Status: outline. Lab scaffolding in labs/ch05-oncall/.

The problem

A page is a context-assembly problem under stress: what fired, what changed, what does the runbook say, what’s safe to try. The copilot does the assembly; the human keeps the judgment.

What you’ll build

Alertmanager webhook → budo oncall: parse alert → retrieve matching runbook (your markdown runbooks, RAG-lite: embed + search, no vector-DB ceremony) → gather evidence with Ch4’s tools → propose remediation → human approves → execute gated kubectl → afterwards, draft the postmortem timeline from the audit trail (which you’ve been writing since Ch1 — this is why).

The migration

This chapter is where multi-step state, interrupts (human approval mid-graph), retries, and streaming make the raw loop genuinely painful. You migrate to the Claude Agent SDK:

  • budo/core/loop.py survives as local-model mode — same tool definitions, two execution paths
  • The SDK path gets you: sessions, hooks for the approval gate, subagents (used hard in Ch9)
  • You’ll write a 1-page “what the SDK replaced” doc mapping each SDK feature to the code you delete. From-scratch-first pays off here, in one afternoon.

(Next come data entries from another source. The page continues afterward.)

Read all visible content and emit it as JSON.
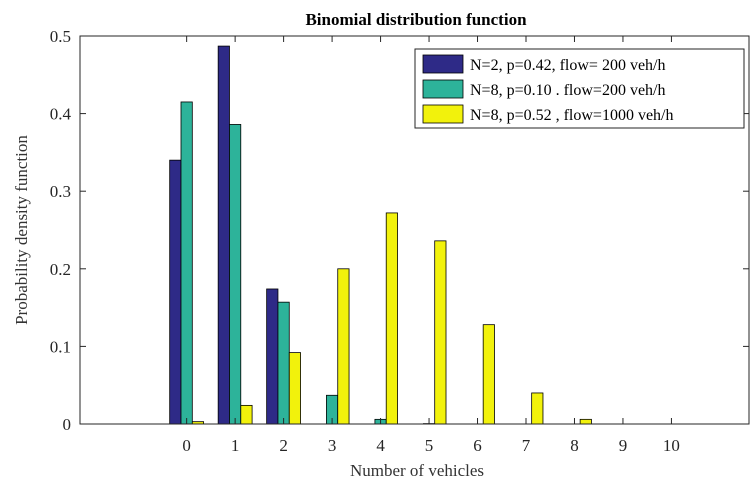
{
  "chart_data": {
    "type": "bar",
    "title": "Binomial distribution function",
    "xlabel": "Number of vehicles",
    "ylabel": "Probability density function",
    "categories": [
      "0",
      "1",
      "2",
      "3",
      "4",
      "5",
      "6",
      "7",
      "8",
      "9",
      "10"
    ],
    "x_range": [
      -2.2,
      11.6
    ],
    "ylim": [
      0,
      0.5
    ],
    "y_ticks": [
      "0",
      "0.1",
      "0.2",
      "0.3",
      "0.4",
      "0.5"
    ],
    "grid": false,
    "legend_position": "top-right",
    "series": [
      {
        "name": "N=2, p=0.42, flow= 200 veh/h",
        "color": "#2e2a87",
        "values": [
          0.34,
          0.487,
          0.174,
          0,
          0,
          0,
          0,
          0,
          0,
          0,
          0
        ]
      },
      {
        "name": "N=8, p=0.10 . flow=200 veh/h",
        "color": "#2db39a",
        "values": [
          0.415,
          0.386,
          0.157,
          0.037,
          0.006,
          0.0005,
          0,
          0,
          0,
          0,
          0
        ]
      },
      {
        "name": "N=8, p=0.52 , flow=1000 veh/h",
        "color": "#f2f20c",
        "values": [
          0.003,
          0.024,
          0.092,
          0.2,
          0.272,
          0.236,
          0.128,
          0.04,
          0.006,
          0,
          0
        ]
      }
    ]
  }
}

Also in this chapter: budo gains its first interactive REPL (budo oncall --interactive) — the seed of the Ch9 TUI.

Break it

Two alerts fire simultaneously (cascading failure). Does the copilot conflate evidence between incidents? Session/state isolation is the lesson.

Belt test

A page you didn’t script (instructor scenario) handled end-to-end: evidence, proposal, gated fix, postmortem draft with accurate timeline — local model only.